The goal of malware is to steal information or make money from the information collected or delivered.

Malware turns devices into proxies that are used to steal and sell SMS messages, take over social media and messenger accounts, and use them as an opportunity to monetize through ads and click fraud.

One type of plug-in, proxy plug-ins, allows a criminal to rent devices for about five minutes at a time. For example, those who rent control over a device can obtain data about keystrokes, geographic location, IP address, and more.

“A proxy user will be able to use someone else’s phone for a period of 1,200 seconds as an exit node,” Jarochkin said. He also said the team found a cookie plugin for Facebook that was used to collect activity from the Facebook app.

Through telemetry data, the researchers estimated that there are millions of infected devices worldwide, but that most of them are in Southeast Asia and Eastern Europe. According to statistics reported by the criminals themselves, there are about 8.9 million of them, researchers say.

As for where the threats are coming from, the researchers did not specifically state, although the word “China” appeared several times in the presentation, including an origin story related to the development of the infected firmware. Jarochkin said that one should remember where most of the world’s OEM manufacturers are located and draw their own conclusions.

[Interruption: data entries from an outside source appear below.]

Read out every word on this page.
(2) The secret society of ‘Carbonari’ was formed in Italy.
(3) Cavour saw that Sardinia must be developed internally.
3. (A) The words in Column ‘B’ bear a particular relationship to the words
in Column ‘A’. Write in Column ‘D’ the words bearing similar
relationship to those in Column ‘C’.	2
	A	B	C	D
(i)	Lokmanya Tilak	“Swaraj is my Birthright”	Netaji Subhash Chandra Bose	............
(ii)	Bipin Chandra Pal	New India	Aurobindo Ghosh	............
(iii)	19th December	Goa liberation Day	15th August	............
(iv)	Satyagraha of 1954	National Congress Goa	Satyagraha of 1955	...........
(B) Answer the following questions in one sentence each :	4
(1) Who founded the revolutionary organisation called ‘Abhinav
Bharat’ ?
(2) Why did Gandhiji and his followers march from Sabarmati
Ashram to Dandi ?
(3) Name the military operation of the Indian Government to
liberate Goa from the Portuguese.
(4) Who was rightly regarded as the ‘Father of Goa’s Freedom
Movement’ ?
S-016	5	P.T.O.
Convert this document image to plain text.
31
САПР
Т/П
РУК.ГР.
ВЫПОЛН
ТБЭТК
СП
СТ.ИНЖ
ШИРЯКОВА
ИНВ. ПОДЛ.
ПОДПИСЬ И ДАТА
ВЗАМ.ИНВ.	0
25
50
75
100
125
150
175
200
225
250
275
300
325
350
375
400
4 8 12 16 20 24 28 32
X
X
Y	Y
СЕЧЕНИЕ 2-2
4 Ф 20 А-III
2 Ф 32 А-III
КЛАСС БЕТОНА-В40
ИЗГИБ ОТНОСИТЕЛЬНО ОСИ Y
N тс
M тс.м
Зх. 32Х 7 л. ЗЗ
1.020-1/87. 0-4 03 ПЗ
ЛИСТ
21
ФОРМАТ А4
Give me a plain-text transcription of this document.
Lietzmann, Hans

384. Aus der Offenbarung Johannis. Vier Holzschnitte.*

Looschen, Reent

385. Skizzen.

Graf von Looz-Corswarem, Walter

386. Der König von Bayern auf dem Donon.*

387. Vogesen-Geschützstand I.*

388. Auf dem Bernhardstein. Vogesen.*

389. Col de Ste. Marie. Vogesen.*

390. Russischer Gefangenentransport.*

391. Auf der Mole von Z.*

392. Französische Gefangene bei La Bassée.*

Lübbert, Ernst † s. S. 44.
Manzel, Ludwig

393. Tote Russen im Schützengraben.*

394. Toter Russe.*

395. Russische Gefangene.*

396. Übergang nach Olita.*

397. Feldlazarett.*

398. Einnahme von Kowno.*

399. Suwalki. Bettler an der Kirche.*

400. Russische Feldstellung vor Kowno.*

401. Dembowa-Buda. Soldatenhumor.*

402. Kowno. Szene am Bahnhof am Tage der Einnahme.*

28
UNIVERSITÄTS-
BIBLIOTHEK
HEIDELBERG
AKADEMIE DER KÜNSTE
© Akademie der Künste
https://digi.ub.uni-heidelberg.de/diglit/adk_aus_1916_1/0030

“It is difficult to determine exactly how this infection is introduced into the mobile phone because we do not know for sure at what point it entered the supply chain,” Jarochkin said.

The team confirmed that the malware was found in phones from at least 10 vendors, but that around 40 more were likely affected. For those who want to avoid infected cell phones, they could protect themselves in some way by sticking to high-end ones. In other words, you will find bad firmware on cheaper Android devices, so users are recommended to stick to bigger brands, such as Samsung or Google, which, according to the researchers, “have taken relatively good care of the security of their supply chain.”

Although this is not necessarily a guarantee of safety either.